La bibliothèque libre.
Maurice Dreyfous (p. 340-342).


LV

LES FORTS

Après cet épouvantable massacre, je ne puis m’étendre sur les moindres tueries. Il faut pourtant dire un mot des forts, surtout du fort de Vincennes. Pour les autres, un exemple emprunté au Gaulois donnera l’idée de ce qu’on y fit. Le Gaulois du 30 mai dit :

« Quand on entra dans l’enceinte du premier, on trouva huit artilleurs de la Commune, qui n’avaient pas eu le temps de fuir ; on les fusilla. »

Ce qui se passa à Vincennes mérite d’être exposé avec plus de détails. Le lecteur sera surpris d’y voir les chefs de l’armée, M. de Mac-Mahon, M. Vinoy, tenant personnellement aux fusillades, se réservant le moyen de les faire, les ordonnant eux-mêmes…, et à quelle date ? — Le dimanche 28, après la fin de la lutte, alors que Paris était inondé de sang et couvert de cadavres !

Je suis ici deux autorités que l’on ne récusera assurément pas : M. Vinoy dans son livre : l’Armistice et la Commune, et M. l’abbé Crozes, Épisode communal. L’abbé Crozes, aumônier de la Roquette, otage de la Commune. — Son arrestation, sa captivité, sa délivrance racontés par lui-même. — Récit inséré d’abord dans la Semaine religieuse.

Le fort de Vincennes fut le dernier point occupé par les fédérés. Il était encore en leur pouvoir, quand la dernière barricade fut enlevée dans Paris. D’après M. Vinoy, il y avait là environ quatre cents hommes, sous les ordres du lieutenant-colonel Faltot. Ils offrirent de se rendre moyennant certaines conditions, par exemple la vie sauve et des passeports.

« Ces réserves, dit M. Vinoy, cachaient un piège auquel il eût été puéril de se laisser prendre. »

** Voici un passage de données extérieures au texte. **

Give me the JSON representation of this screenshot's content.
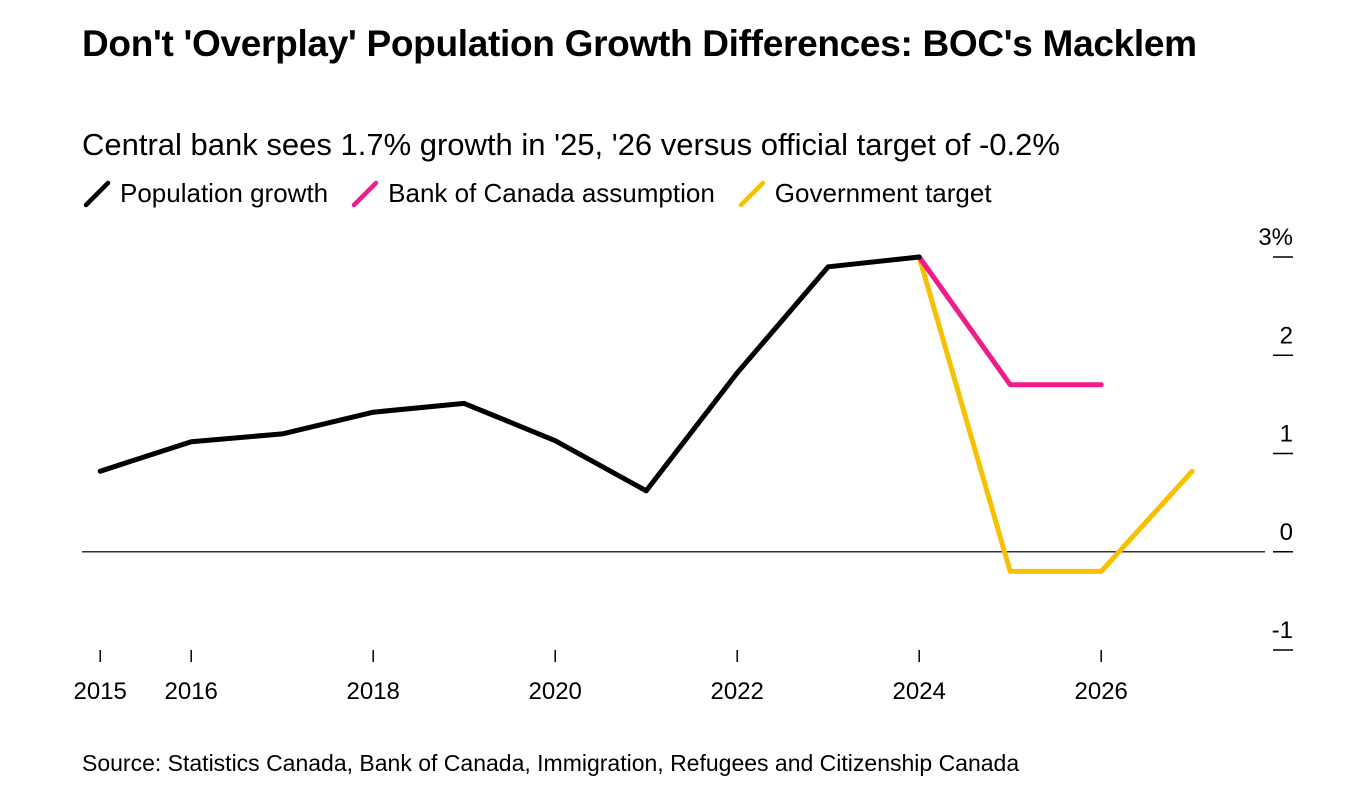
{
  "header": {
    "title": "Don't 'Overplay' Population Growth Differences: BOC's Macklem",
    "subtitle": "Central bank sees 1.7% growth in '25, '26 versus official target of -0.2%"
  },
  "legend": [
    {
      "label": "Population growth",
      "color": "#000000",
      "icon": "diagonal-line-icon"
    },
    {
      "label": "Bank of Canada assumption",
      "color": "#ee1c8c",
      "icon": "diagonal-line-icon"
    },
    {
      "label": "Government target",
      "color": "#f7c000",
      "icon": "diagonal-line-icon"
    }
  ],
  "source": "Source: Statistics Canada, Bank of Canada, Immigration, Refugees and Citizenship Canada",
  "chart_data": {
    "type": "line",
    "title": "Don't 'Overplay' Population Growth Differences: BOC's Macklem",
    "subtitle": "Central bank sees 1.7% growth in '25, '26 versus official target of -0.2%",
    "xlabel": "",
    "ylabel": "",
    "xlim": [
      2014.8,
      2027.8
    ],
    "ylim": [
      -1,
      3
    ],
    "x_ticks": [
      2015,
      2016,
      2018,
      2020,
      2022,
      2024,
      2026
    ],
    "x_tick_labels": [
      "2015",
      "2016",
      "2018",
      "2020",
      "2022",
      "2024",
      "2026"
    ],
    "y_ticks": [
      3,
      2,
      1,
      0,
      -1
    ],
    "y_tick_labels": [
      "3%",
      "2",
      "1",
      "0",
      "-1"
    ],
    "y_axis_position": "right",
    "grid": false,
    "zero_line": true,
    "legend_position": "top-left",
    "series": [
      {
        "name": "Population growth",
        "color": "#000000",
        "x": [
          2015,
          2016,
          2017,
          2018,
          2019,
          2020,
          2021,
          2022,
          2023,
          2024
        ],
        "y": [
          0.82,
          1.12,
          1.2,
          1.42,
          1.51,
          1.13,
          0.62,
          1.82,
          2.9,
          3.0
        ]
      },
      {
        "name": "Bank of Canada assumption",
        "color": "#ee1c8c",
        "x": [
          2024,
          2025,
          2026
        ],
        "y": [
          3.0,
          1.7,
          1.7
        ]
      },
      {
        "name": "Government target",
        "color": "#f7c000",
        "x": [
          2024,
          2025,
          2026,
          2027
        ],
        "y": [
          3.0,
          -0.2,
          -0.2,
          0.82
        ]
      }
    ]
  }
}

Le piège consistait en ceci, qu’ils essayaient d’éviter le massacre. Ce que M. Vinoy trouvait puéril c’était de ne tuer aucun prisonnier !

Tel était aussi l’avis de M. de Mac-Mahon. M. Vinoy cite, aux pièces justificatives, la lettre que le maréchal lui adressa à ce sujet.

Je la reproduis :

« Quartier général, 29 mai.
» Mon cher général,

» Nous devons admettre le cas où les insurgés ne voudraient pas se rendre, à moins de conditions pour nous inacceptables. Nous ne pouvons les recevoir à composition qu’autant qu’ils se rendraient à discrétion. »

La suite explique le sens de cette phrase d’une façon qui ne laissera place à aucun doute.

Les fédérés se révoltèrent contre leurs chefs, qui refusaient de capituler dans ces conditions et menaçaient de faire sauter le fort. Les portes furent ouvertes à l’armée. M. Vinoy y entra lui-même. Il dit que « dix individus plus ou moins coupables » furent traduits devant la cour martiale. Pas un mot ne permet de deviner qu’ils furent exécutés. M. Vinoy ne veut pas se compromettre.

Mais M. l’abbé Crozes, qui connaissait et cherchait à sauver un des fusillés, nous donne, d’après l’aumônier du fort, des renseignements plus précis.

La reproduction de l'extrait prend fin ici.